Он допил чай, поставил чашку, зажал в кулак свою рыжую голову. И минуту просидел молча, глядя куда-то в бесконечность за моей спиной. Потом сказал:
— Видимо, действительно нет. По крайней мере, пока. Хотя в науке случаются иногда чудеса. Но нельзя же надеяться на чудо. Понимаете, когда вырабатываешь план действий, нельзя надеяться на чудо. Даже если с тобой работает волшебник вроде нашего Ваента. Слишком дорого потом такая надежда обходится.
— Как я понимаю, синтез вам не удаётся, и путей его осуществления не видно?
— Если бы мы просто не видели путей, было бы ещё терпимо. В том-то вся и суть, что путь есть. Простой для понимания, но абсолютно нам недоступный. И старик никак не хочет понять, что это само по себе перечёркивает все наши попытки двигаться в другом направлении!
Это было новостью. Этого не было в материалах, которые я изучал. Там было определённо сказано, что способ синтеза бета-треона, над которым бились сейчас не только химики на Кабенге, но и ещё в пяти лабораториях на Земле, пока неизвестен. И всё — если исключить обширный список перепробованных вариантов.
— Какой путь? — спросил я, поставив чашку на поднос.

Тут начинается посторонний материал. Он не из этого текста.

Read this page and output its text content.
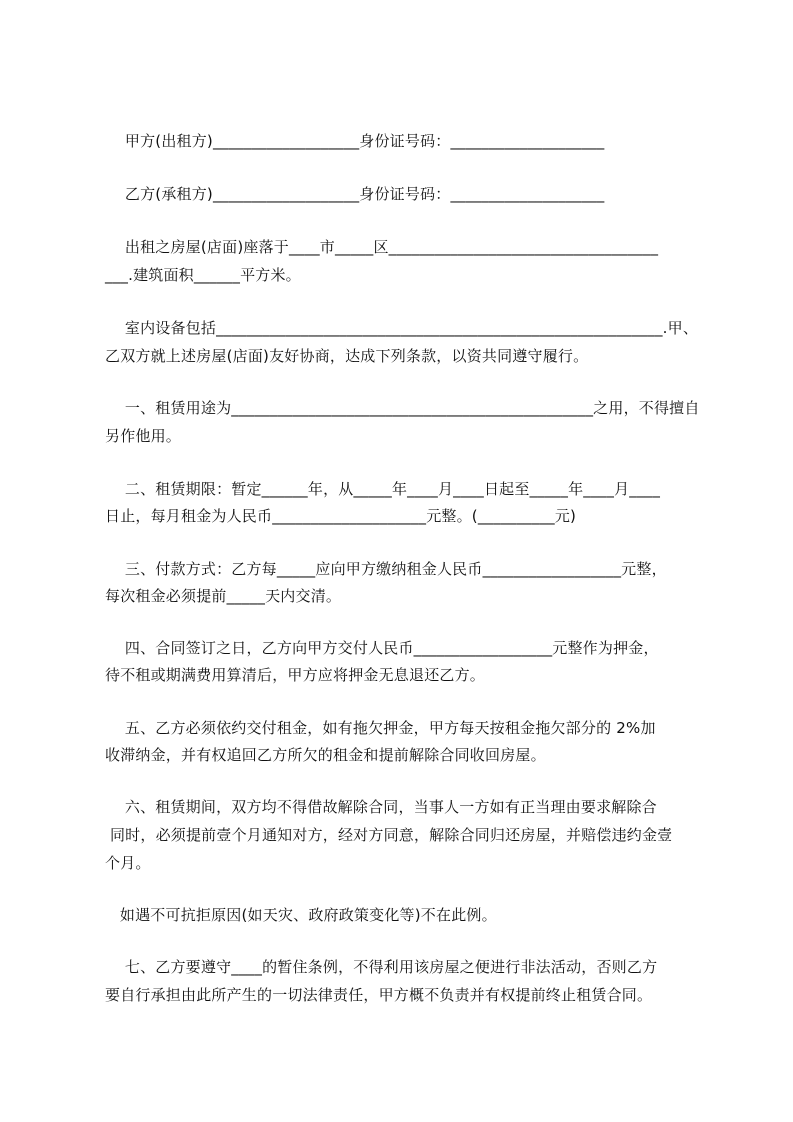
甲方(出租方)___________________身份证号码：____________________
乙方(承租方)___________________身份证号码：____________________
出租之房屋(店面)座落于____市_____区___________________________________
___.建筑面积______平方米。
室内设备包括__________________________________________________________.甲、
乙双方就上述房屋(店面)友好协商，达成下列条款，以资共同遵守履行。
一、租赁用途为_______________________________________________之用，不得擅自
另作他用。
二、租赁期限：暂定______年，从_____年____月____日起至_____年____月____
日止，每月租金为人民币____________________元整。(__________元)
三、付款方式：乙方每_____应向甲方缴纳租金人民币__________________元整，
每次租金必须提前_____天内交清。
四、合同签订之日，乙方向甲方交付人民币__________________元整作为押金，
待不租或期满费用算清后，甲方应将押金无息退还乙方。
五、乙方必须依约交付租金，如有拖欠押金，甲方每天按租金拖欠部分的 2%加
收滞纳金，并有权追回乙方所欠的租金和提前解除合同收回房屋。
六、租赁期间，双方均不得借故解除合同，当事人一方如有正当理由要求解除合
同时，必须提前壹个月通知对方，经对方同意，解除合同归还房屋，并赔偿违约金壹
个月。
如遇不可抗拒原因(如天灾、政府政策变化等)不在此例。
七、乙方要遵守____的暂住条例，不得利用该房屋之便进行非法活动，否则乙方
要自行承担由此所产生的一切法律责任，甲方概不负责并有权提前终止租赁合同。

— Очень простой. Надо использовать инверсию в четвёртом измерении.
— Только и всего?
— Только и всего. И никаких проблем с синтезом, его и школьник сумеет провести. Понимаете, в чём дело, — он повернулся, порылся на полке у себя за спиной, достал проектор и поставил его на столик, отодвинув поднос с чашками. — Молекула бета-треона устроена примерно так я несколько упрощаю для ясности, боковые цепи здесь ни при чём, их даже ваши химики из Академии смогли бы навесить, — он спроектировал её над столом в виде классической модели из тысяч разноцветных шариков, потом уменьшил их размеры так, чтобы проступили химические связи, Видите те шесть бензольных колец в центре? — он выделил их цветом, Их конфигурация определяет всю пространственную структуру молекулы. Так вот, у альфа-треона, который мы умеем синтезировать, эти кольца сориентированы вот так, — он проделал какие-то манипуляции с проектором, слегка преобразовав молекулу. — Ощущаете разницу?
— Небольшую.
— В том-то и дело, что всем нам она поначалу казалась небольшой. До тех пор, пока не удалось показать — мне что переход от альфа — к бета-форме треона в трёхмерном пространстве невозможен без разрыва этих вот связей, — он выделил несколько связей ярко-красным мерцающим цветом. — Что лишает смысла все наши попытки, потому что молекула при такой операции попросту расползается. Надо всё начинать сначала, а времени уже нет.
Это было действительно новостью, об этом я совершенно точно узнал впервые. А значит, маловероятно, чтобы об этом догадывался хоть кто-то вне Кабенга.
— И насколько достоверен ваш вывод?
— Сто процентов. Проснётся старик — спросите у него. Или можете сами просмотреть расчёты.
— Думаю, это лишено смысла.
Он понимающе усмехнулся.
— И давно вы это установили?
— Сложный вопрос. Зависит от того, что понимать под моментом истины.
— А вы скажите так, как вы понимаете.
С полминуты он молчал, опустив глаза и поигрывая пальцами по сенсорной панели проектора. Молекула над столом переливалась всеми цветами радуги, деформировалась, постепенно вырастая, раздуваясь, как мыльный пузырь, пока не закрыла от меня лицо Рубаи. А потом вдруг исчезла, будто лопнула. Мне даже показалось, что я слышал хлопок.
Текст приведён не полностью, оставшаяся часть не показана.